The concentration of PEI/pDNA or Lipo2000/pDNA complex in the modified method was about 3.57 times that in the standard method. We wondered whether the standard transfection with the same complex concentration as that in modified method can also provide higher transfection efficiency. However, most of the cells died in these cases (Figure 4C; PEI-S2 and Lipo-S2). It demonstrated that the simple increase of complex concentration brought higher cytotoxicity instead of higher transfection efficiency.
Application of the modified method on the transfection of different cell strains
Based on the aforementioned outcomes, we concluded that the optimal procedure for the modified transfection method contained four steps (Table 1).
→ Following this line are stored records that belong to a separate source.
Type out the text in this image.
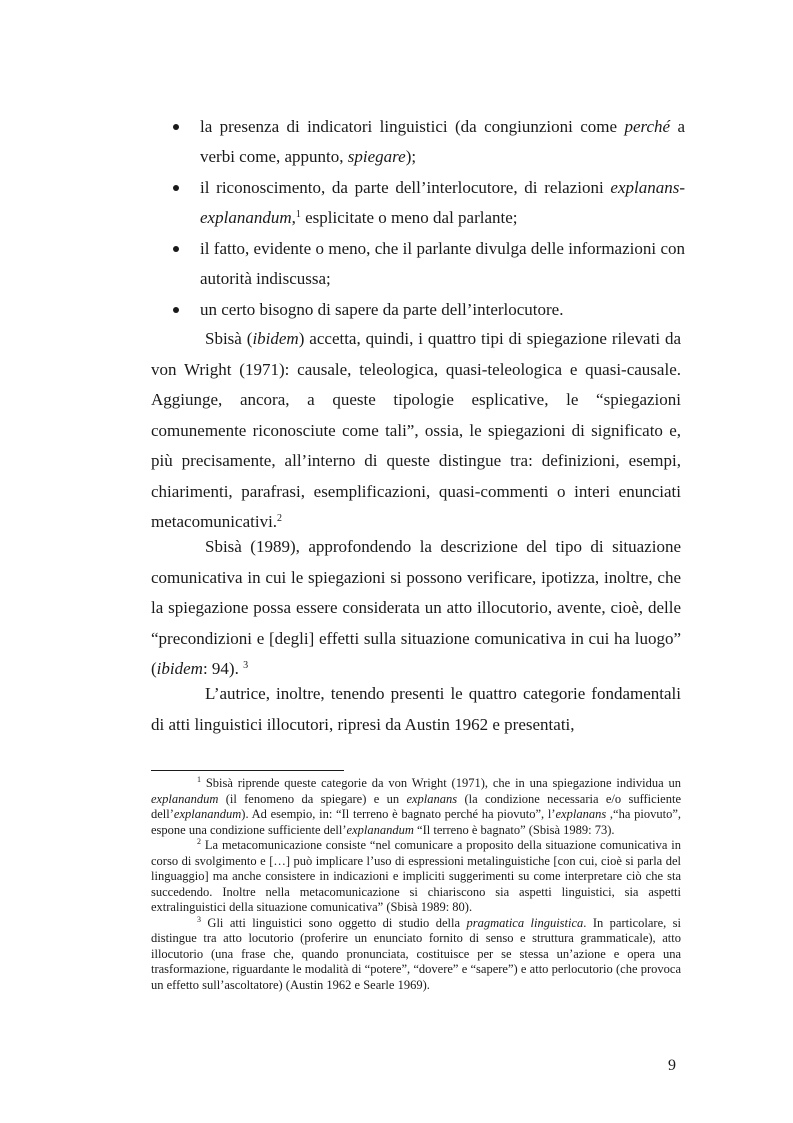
la presenza di indicatori linguistici (da congiunzioni come perché a verbi come, appunto, spiegare);
il riconoscimento, da parte dell’interlocutore, di relazioni explanans-explanandum,$^1$ esplicitate o meno dal parlante;
il fatto, evidente o meno, che il parlante divulga delle informazioni con autorità indiscussa;
un certo bisogno di sapere da parte dell’interlocutore.

Sbisà (ibidem) accetta, quindi, i quattro tipi di spiegazione rilevati da von Wright (1971): causale, teleologica, quasi-teleologica e quasi-causale. Aggiunge, ancora, a queste tipologie esplicative, le “spiegazioni comunemente riconosciute come tali”, ossia, le spiegazioni di significato e, più precisamente, all’interno di queste distingue tra: definizioni, esempi, chiarimenti, parafrasi, esemplificazioni, quasi-commenti o interi enunciati metacomunicativi.$^2$

Sbisà (1989), approfondendo la descrizione del tipo di situazione comunicativa in cui le spiegazioni si possono verificare, ipotizza, inoltre, che la spiegazione possa essere considerata un atto illocutorio, avente, cioè, delle “precondizioni e [degli] effetti sulla situazione comunicativa in cui ha luogo” (ibidem: 94). $^3$

L’autrice, inoltre, tenendo presenti le quattro categorie fondamentali di atti linguistici illocutori, ripresi da Austin 1962 e presentati,

$^1$ Sbisà riprende queste categorie da von Wright (1971), che in una spiegazione individua un explanandum (il fenomeno da spiegare) e un explanans (la condizione necessaria e/o sufficiente dell’explanandum). Ad esempio, in: “Il terreno è bagnato perché ha piovuto”, l’explanans ,“ha piovuto”, espone una condizione sufficiente dell’explanandum “Il terreno è bagnato” (Sbisà 1989: 73).

$^2$ La metacomunicazione consiste “nel comunicare a proposito della situazione comunicativa in corso di svolgimento e […] può implicare l’uso di espressioni metalinguistiche [con cui, cioè si parla del linguaggio] ma anche consistere in indicazioni e impliciti suggerimenti su come interpretare ciò che sta succedendo. Inoltre nella metacomunicazione si chiariscono sia aspetti linguistici, sia aspetti extralinguistici della situazione comunicativa” (Sbisà 1989: 80).

$^3$ Gli atti linguistici sono oggetto di studio della pragmatica linguistica. In particolare, si distingue tra atto locutorio (proferire un enunciato fornito di senso e struttura grammaticale), atto illocutorio (una frase che, quando pronunciata, costituisce per se stessa un’azione e opera una trasformazione, riguardante le modalità di “potere”, “dovere” e “sapere”) e atto perlocutorio (che provoca un effetto sull’ascoltatore) (Austin 1962 e Searle 1969).

9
Table 1 Optimal procedure for the modified transfection method
Further, we wanted to know whether the modified method can be widely used to transfect different cell strains. As confirmed by both FACS (Figure 5A and B) and luciferase activity assay (Figure 5C and D), for each cell strain, the modified method greatly improved the transfection efficiency mediated by PEI (Figure 5A and C) and Lipo2000 (Figure 5B and D). The cell strains included different cancer cells (AGS, Hela, Hep G2, SMMC-7721, MCF-7, and 4T1), normal cells (C2C12, L6, and NIH/3T3), embryonic stem cells (R1), and even primary skin fibroblasts (primary). The cell strains can also be divided into human (AGS, Hela, Hep G2, MCF-7, and primary), rat (L6), and mice (C2C12, NIH/3T3, and R1) cells. The results indicated that the modified method was suitable, at least, for PEI and Lipo2000 in gene transfer into a wide range of cell strains.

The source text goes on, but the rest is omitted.